28/2/11

Relato III


Había comenzado caer, como en tantas otras mañanas de verano en la ciudad de Buenos Aires, no mas que una llovizna que pretendía, sin demasiado logro, disimular un calor copioso y en exceso cargado, muy característico de esta ciudad. Las lágrimas dulces se acomodaban a gusto sobre las cabezas de los transeúntes que buscaban con una urgencia demencial un lugar donde guarecerse de tan descontrolada marabunta acuática, pérfida manifestación de lo que en algunos lugares llaman naturaleza.

Como es bien de los que charlan cotidianamente con ella, iba más que agradecido con la disfrutada unción del bautismo precipitado, desenredando, con cautela y paciencia dignas de la mejor abuela-de-las-de-antes, todo tipo de marañas recurrentes en los que, como yo, viven sin pertenecer a este lugar.

El camino a recorrer era de unas veinte cuadras aproximadamente y el calor no parecía ceder a los caprichos de la llovizna fresca; por lo que decidí comprar un exprimido de naranja, lo suficientemente frío como para camuflarme a mi mismo de alguien debidamente refrescado.

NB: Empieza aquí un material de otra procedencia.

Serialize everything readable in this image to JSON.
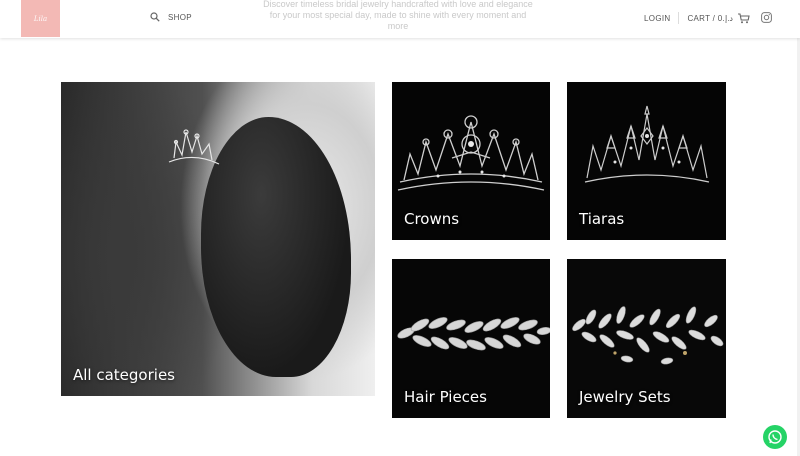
{
  "header": {
    "logo_text": "Lila",
    "shop_label": "SHOP",
    "login_label": "LOGIN",
    "cart_label": "CART / 0.ﺩ.ﺇ",
    "faded_lines": [
      "Discover timeless bridal jewelry handcrafted with love and elegance",
      "for your most special day, made to shine with every moment and",
      "more"
    ]
  },
  "categories": [
    {
      "label": "All categories"
    },
    {
      "label": "Crowns"
    },
    {
      "label": "Tiaras"
    },
    {
      "label": "Hair Pieces"
    },
    {
      "label": "Jewelry Sets"
    }
  ],
  "colors": {
    "logo_bg": "#f3b9b5",
    "whatsapp": "#25d366"
  },
  "icons": [
    "search-icon",
    "cart-icon",
    "instagram-icon",
    "whatsapp-icon"
  ]
}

Al llegar a la estación, justo antes de sacar el boleto a destino, recordé de mala gana, pero muy oportunamente, que por motivos de un accidente hacia no más de dos días, la formación no llegaba al destino que pretendía arribar.

Un poco descolocado frente a la ruptura de una rutina de viaje casi metódica, me vi en la necesidad de dimitir de mi compra y optar por un nuevo método de traslado.

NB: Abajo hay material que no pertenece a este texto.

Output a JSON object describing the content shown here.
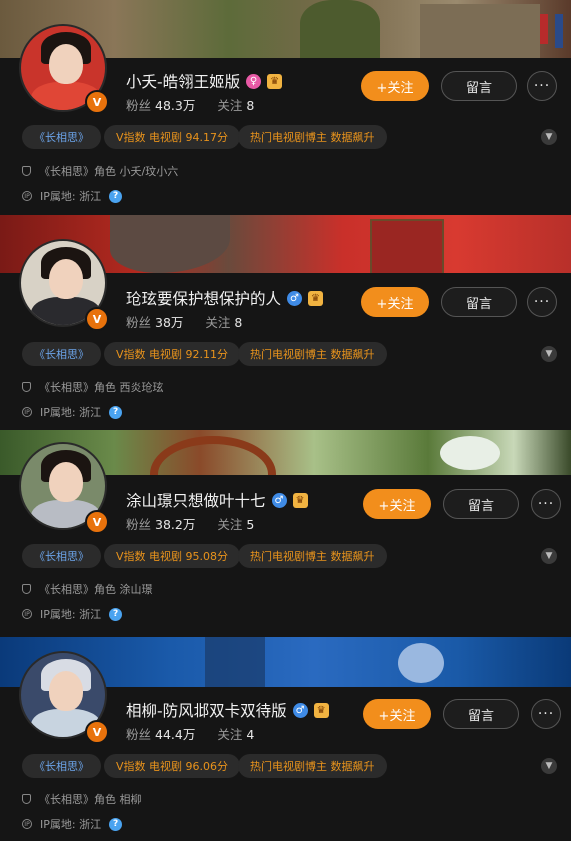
{
  "labels": {
    "fans": "粉丝",
    "following": "关注",
    "follow_button": "+关注",
    "message_button": "留言",
    "ip_label": "IP属地:",
    "more": "···"
  },
  "profiles": [
    {
      "name": "小夭-皓翎王姬版",
      "gender": "female",
      "fans": "48.3万",
      "following": "8",
      "tags": [
        "《长相思》",
        "V指数 电视剧 94.17分",
        "热门电视剧博主 数据飙升"
      ],
      "role_text": "《长相思》角色 小夭/玟小六",
      "ip_location": "浙江"
    },
    {
      "name": "玱玹要保护想保护的人",
      "gender": "male",
      "fans": "38万",
      "following": "8",
      "tags": [
        "《长相思》",
        "V指数 电视剧 92.11分",
        "热门电视剧博主 数据飙升"
      ],
      "role_text": "《长相思》角色 西炎玱玹",
      "ip_location": "浙江"
    },
    {
      "name": "涂山璟只想做叶十七",
      "gender": "male",
      "fans": "38.2万",
      "following": "5",
      "tags": [
        "《长相思》",
        "V指数 电视剧 95.08分",
        "热门电视剧博主 数据飙升"
      ],
      "role_text": "《长相思》角色 涂山璟",
      "ip_location": "浙江"
    },
    {
      "name": "相柳-防风邶双卡双待版",
      "gender": "male",
      "fans": "44.4万",
      "following": "4",
      "tags": [
        "《长相思》",
        "V指数 电视剧 96.06分",
        "热门电视剧博主 数据飙升"
      ],
      "role_text": "《长相思》角色 相柳",
      "ip_location": "浙江"
    }
  ],
  "colors": {
    "accent_orange": "#f28e1c",
    "tag_blue": "#6ba3e8",
    "tag_orange": "#e8931c",
    "background": "#151515"
  }
}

En primer lugar pensé que sería una buena idea tomar un colectivo que me acota considerablemente el camino; pero...

-"No che! Que una de las pocas cosas de disfruto de la semana es el viaje en tren!"-

Seguro de mi decisión, tomé entonces el subte hasta la estación de la otra línea que me acerca a mi ciudad. Obstinadísimo, teniendo en cuenta que, en relación con el otro tren que me deja a diez minutos caminando de la vieja casa, este segundo me alcanzaba a no menos de veinte minutos en colectivo. Sin embargo, feliz, no dude en continuar mi recorrido.

Llegado a la terminal, me dirigí a las ventanillas y procedí a sacar el boleto de viaje, verifiqué en la cartelera que aun faltaban unos quince minutos para la partida del transporte bienquerido.

Luego de atravesar los molinetes, transité el anden hasta llegar al tren, entré en un vagón y comienzé a recorrer de manera tal de poder seleccionar un asiento acorde a mis necesidades (tanto concientes como inconcientes, como gusta describir un amigo).

Casi no hay nadie en ninguna sección, observo. No camino mucho más y me acomodo en un asiento del lado de la ventanilla mirando en dirección de avance.

Dispuesto ya, me dispuse a leer un libro que desde hace días me venía transportando por innumerables y fantásticos lugares. Las puertas del vagón se cerraron casi en silencio y el tren comienzó su marcha. Por la ventana se aventuraba una brisa fresca y renovadora que, a momentos, dejaba depositada sobre mi rostro algunas de las reliquias de agua que desprendían a su antojo las nubes.

De pronto un berrido electrónico muy a distono con la situación me cort0 la lectura. El celular comienzó a gemir en midi sin percibir mi cara de sorpresa ingrata, pensando casi sin lugar a dudas que se trataría de alguna de esas tan insistentes promociones de créditos imposibles o alguna poco necesaria acotación sobre un tema ya resuelto. Lo silencié a fuerza de presionar botones lo mas aleatoriamente posible, y leí el mensaje: "nos vemos hoy?".
No era de cualquiera. No, era de esa persona.

El aire entraba por la ventana con su compañera la llovizna más amena, incluso, que antes; retomé el libro con una sonrisa.